The more hands-on approach comes as the social media firm is under pressure to improve how it moderates the content on its platform, including posts by US President Donald Trump.
More than 90 advertisers have joined a boycott of the site.
Consumer goods giant Unilever on Friday added its name to the list, citing a “polarized election period” in the US.
The maker of Dove soap and Ben & Jerry’s ice cream said it would halt Twitter, Facebook and Instagram advertising in the US “at least” through 2020.
“Continuing to advertise on these platforms at this time would not add value to people and society,” it said. “We will revisit our current position if necessary.”
In a speech on Friday, Facebook boss Mark Zuckerberg defended the firm’s record of taking down hate speech.
He pointed to a European Commission report this month that found Facebook removed 86% of hate speech last year, up from 82.6%.
What did Mark Zuckerberg say?
But he said the firm was tightening its policies to “address the reality of the challenges our country is facing and how they’re showing up across our community”.
He said the firm would ban ads that describe different groups, based on descriptors such as race or immigration status, as a threat. It will also remove content – even from a politician – if it determines that it incites violence or suppresses voting.
Mr Zuckerberg also said the firm will attach a label to “problematic” content that falls outside of those categories.
“A handful of times a year, we leave up content that would otherwise violate our policies if the public interest value outweighs the risk of harm,” he said. “Often, seeing speech from politicians is in the public interest, and in the same way that news outlets will report what a politician says, we think people should generally be able to see it for themselves on our platforms.
“We will soon start labelling some of the content we leave up because it is deemed newsworthy, so people can know when this is the case,” he said.
Twitter has already taken some similar steps, including banning advertisements from politicians and adding labels and warnings to some kinds of content,including tweets by Mr Trump.
“We have developed policies and platform capabilities designed to protect and serve the public conversation, and as always, are committed to amplifying voices from under-represented communities and marginalized groups,” said Twitter executive Sarah Personette.
Shares of Facebook and Twitter both fell more than 7% on Friday.
Some boycott organisers said Mr Zuckerberg’s promises did not go far enough.
“What we’ve seen in today’s address from Mark Zuckerberg is a failure to wrestle with the harms [Facebook] has caused on our democracy & civil rights” said Color of Change president Rashad Robinson said.
“If this is the response he’s giving to major advertisers withdrawing millions of dollars from the company, we can’t trust his leadership,” he wrote on Twitter.
Why are companies boycotting Facebook?
The “Stop Hate for Profit” campaign was started by US civil rights groups after the death of George Floyd in May while in police custody. It has focused on Facebook, which also owns Instagram; and WhatsApp and last year attracted advertising revenue of almost $70bn (£56.7bn).
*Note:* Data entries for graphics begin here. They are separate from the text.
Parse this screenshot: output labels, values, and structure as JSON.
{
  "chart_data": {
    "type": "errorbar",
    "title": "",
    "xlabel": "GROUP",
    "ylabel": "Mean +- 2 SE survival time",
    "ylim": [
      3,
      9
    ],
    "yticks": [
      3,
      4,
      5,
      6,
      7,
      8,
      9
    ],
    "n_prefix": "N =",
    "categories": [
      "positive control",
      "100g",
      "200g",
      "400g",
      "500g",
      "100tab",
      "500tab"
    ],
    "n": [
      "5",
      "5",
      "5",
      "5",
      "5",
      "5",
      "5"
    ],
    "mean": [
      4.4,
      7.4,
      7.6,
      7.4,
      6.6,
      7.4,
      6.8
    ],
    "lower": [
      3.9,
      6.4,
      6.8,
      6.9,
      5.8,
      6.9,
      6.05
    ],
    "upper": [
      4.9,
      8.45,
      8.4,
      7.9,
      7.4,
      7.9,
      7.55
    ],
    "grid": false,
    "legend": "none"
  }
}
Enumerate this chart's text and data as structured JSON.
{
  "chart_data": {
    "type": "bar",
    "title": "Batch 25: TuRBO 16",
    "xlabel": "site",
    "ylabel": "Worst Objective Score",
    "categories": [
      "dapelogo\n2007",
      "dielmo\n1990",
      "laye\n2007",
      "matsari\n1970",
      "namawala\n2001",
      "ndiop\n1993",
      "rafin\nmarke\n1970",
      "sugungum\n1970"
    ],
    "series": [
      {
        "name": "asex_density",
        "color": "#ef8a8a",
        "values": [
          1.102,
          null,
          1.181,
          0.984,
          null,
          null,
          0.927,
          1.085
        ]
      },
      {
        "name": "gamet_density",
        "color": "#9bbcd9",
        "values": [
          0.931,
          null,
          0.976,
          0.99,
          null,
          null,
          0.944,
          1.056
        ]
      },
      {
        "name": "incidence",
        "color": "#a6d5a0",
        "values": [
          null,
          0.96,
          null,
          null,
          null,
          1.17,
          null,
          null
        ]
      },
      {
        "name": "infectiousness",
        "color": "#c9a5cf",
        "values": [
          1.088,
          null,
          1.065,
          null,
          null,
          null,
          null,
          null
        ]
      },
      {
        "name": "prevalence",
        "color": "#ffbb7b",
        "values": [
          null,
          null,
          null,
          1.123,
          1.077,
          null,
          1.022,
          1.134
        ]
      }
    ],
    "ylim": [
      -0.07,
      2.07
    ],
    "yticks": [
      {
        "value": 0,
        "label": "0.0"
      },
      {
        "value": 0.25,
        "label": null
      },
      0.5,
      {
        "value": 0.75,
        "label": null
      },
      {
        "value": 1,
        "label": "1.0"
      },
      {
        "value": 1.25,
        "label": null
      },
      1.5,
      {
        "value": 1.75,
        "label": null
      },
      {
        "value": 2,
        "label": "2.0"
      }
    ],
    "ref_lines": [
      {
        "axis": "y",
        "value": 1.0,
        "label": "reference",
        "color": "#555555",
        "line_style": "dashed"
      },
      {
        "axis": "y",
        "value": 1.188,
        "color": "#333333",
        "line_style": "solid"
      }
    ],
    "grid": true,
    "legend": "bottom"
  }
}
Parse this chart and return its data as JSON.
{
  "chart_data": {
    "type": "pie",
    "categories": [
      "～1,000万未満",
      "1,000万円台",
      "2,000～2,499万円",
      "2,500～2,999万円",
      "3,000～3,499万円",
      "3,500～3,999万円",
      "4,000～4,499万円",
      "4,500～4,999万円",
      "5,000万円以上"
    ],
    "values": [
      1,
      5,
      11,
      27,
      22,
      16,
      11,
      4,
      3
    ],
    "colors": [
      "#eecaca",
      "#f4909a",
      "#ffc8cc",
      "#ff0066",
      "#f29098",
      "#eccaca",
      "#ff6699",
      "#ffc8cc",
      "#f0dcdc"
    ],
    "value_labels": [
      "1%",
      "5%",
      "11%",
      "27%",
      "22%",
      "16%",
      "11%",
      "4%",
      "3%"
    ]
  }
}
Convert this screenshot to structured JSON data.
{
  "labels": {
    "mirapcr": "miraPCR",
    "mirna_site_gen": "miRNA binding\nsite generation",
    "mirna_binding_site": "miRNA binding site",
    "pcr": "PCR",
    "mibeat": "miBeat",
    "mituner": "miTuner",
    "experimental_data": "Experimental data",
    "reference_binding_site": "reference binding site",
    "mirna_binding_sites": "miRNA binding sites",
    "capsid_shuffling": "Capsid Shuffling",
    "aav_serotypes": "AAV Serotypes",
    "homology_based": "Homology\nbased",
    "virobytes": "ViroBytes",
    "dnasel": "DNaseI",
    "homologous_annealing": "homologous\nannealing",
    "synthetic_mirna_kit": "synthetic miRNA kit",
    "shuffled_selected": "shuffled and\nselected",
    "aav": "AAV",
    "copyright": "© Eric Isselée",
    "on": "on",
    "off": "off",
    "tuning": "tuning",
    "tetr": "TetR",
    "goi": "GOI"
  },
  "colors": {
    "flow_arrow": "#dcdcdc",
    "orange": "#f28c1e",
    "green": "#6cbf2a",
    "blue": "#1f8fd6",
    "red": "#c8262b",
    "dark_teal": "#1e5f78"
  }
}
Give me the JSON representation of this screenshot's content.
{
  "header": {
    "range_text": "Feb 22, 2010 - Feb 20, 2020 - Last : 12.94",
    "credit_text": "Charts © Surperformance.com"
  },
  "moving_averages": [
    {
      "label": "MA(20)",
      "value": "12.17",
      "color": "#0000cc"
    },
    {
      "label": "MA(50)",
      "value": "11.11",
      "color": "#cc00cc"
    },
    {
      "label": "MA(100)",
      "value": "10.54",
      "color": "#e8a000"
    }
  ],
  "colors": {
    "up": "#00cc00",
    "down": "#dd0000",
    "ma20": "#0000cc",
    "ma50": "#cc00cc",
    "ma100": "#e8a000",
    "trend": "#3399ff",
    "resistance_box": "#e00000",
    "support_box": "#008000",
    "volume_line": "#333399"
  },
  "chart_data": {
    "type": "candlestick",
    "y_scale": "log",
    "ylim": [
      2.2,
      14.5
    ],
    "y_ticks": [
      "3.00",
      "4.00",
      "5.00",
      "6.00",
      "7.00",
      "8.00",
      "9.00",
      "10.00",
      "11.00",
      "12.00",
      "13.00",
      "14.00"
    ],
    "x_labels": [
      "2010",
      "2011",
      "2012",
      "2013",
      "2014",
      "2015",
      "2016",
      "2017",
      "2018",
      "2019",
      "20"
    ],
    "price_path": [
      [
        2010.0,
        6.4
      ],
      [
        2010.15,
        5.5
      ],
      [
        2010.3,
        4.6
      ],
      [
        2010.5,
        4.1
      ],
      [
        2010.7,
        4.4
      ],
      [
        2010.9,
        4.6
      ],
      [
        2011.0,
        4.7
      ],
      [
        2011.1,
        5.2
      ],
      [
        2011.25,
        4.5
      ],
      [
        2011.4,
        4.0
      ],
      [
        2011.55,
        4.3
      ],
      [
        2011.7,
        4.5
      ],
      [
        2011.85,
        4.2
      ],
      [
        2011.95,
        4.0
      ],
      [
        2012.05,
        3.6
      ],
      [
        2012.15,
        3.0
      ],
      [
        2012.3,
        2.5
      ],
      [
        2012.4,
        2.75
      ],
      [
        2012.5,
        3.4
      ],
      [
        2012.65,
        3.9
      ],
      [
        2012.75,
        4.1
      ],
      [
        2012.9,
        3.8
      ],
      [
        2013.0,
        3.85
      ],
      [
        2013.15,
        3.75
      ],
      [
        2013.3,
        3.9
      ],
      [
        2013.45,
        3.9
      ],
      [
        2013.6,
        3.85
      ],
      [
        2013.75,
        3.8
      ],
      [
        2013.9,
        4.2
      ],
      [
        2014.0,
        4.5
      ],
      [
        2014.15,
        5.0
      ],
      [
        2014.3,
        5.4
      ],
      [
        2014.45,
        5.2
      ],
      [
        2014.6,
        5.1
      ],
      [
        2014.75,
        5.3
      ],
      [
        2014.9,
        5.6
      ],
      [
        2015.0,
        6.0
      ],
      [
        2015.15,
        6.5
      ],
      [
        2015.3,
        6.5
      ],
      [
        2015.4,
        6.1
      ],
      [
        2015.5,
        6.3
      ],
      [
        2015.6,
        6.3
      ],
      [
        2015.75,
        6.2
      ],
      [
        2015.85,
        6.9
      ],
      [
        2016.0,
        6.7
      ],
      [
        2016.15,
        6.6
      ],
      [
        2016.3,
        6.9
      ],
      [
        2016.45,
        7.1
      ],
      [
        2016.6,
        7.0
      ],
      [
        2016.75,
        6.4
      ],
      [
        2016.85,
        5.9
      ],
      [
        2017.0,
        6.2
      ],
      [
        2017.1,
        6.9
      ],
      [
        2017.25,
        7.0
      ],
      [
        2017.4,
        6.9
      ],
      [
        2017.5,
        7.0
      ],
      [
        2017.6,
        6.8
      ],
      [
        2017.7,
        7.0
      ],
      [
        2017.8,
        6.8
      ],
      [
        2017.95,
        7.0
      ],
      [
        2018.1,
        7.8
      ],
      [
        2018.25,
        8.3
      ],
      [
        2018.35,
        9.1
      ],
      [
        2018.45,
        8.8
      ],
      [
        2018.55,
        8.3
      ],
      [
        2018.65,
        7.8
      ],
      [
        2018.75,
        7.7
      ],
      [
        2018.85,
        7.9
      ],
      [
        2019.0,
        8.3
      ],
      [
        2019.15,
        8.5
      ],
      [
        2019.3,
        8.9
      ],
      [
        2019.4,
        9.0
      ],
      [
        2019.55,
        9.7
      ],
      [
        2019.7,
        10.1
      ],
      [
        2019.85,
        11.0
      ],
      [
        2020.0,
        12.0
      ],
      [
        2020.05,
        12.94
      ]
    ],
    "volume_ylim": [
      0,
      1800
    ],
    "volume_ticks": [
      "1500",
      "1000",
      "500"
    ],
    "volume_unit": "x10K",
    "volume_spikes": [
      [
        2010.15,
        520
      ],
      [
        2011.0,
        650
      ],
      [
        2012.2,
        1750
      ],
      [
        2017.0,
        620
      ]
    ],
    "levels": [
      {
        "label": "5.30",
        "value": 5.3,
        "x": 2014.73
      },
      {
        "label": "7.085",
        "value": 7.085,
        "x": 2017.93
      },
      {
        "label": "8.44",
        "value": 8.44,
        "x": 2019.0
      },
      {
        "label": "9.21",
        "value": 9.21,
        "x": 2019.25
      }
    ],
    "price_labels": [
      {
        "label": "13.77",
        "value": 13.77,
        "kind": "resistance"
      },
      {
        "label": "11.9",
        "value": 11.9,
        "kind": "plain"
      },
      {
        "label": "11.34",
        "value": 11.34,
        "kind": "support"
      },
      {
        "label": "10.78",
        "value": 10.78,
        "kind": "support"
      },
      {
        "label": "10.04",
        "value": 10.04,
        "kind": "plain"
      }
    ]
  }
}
The organisers, which include Color of Change and the National Association for the Advancement of Colored People, have said Facebook allows “racist, violent and verifiably false content to run rampant on its platform”.
More than 90 companies including Verizon and Patagonia have joined the campaign, according to a list by ad activism group Sleeping Giants, one of the organisers.
Nicole Perrin, analyst at eMarketer, said it will be difficult to determine the financial impact of the boycott on Facebook, given the significant changes in advertising amid the pandemic.
But she said Unilever’s announcement was significant, noting that the firm was dropping the ads for longer than called for, and on more platforms.
“That suggests a deeper problem with user-generated content platforms, as divisiveness is to be expected on any such platform that allows political expression,” she said.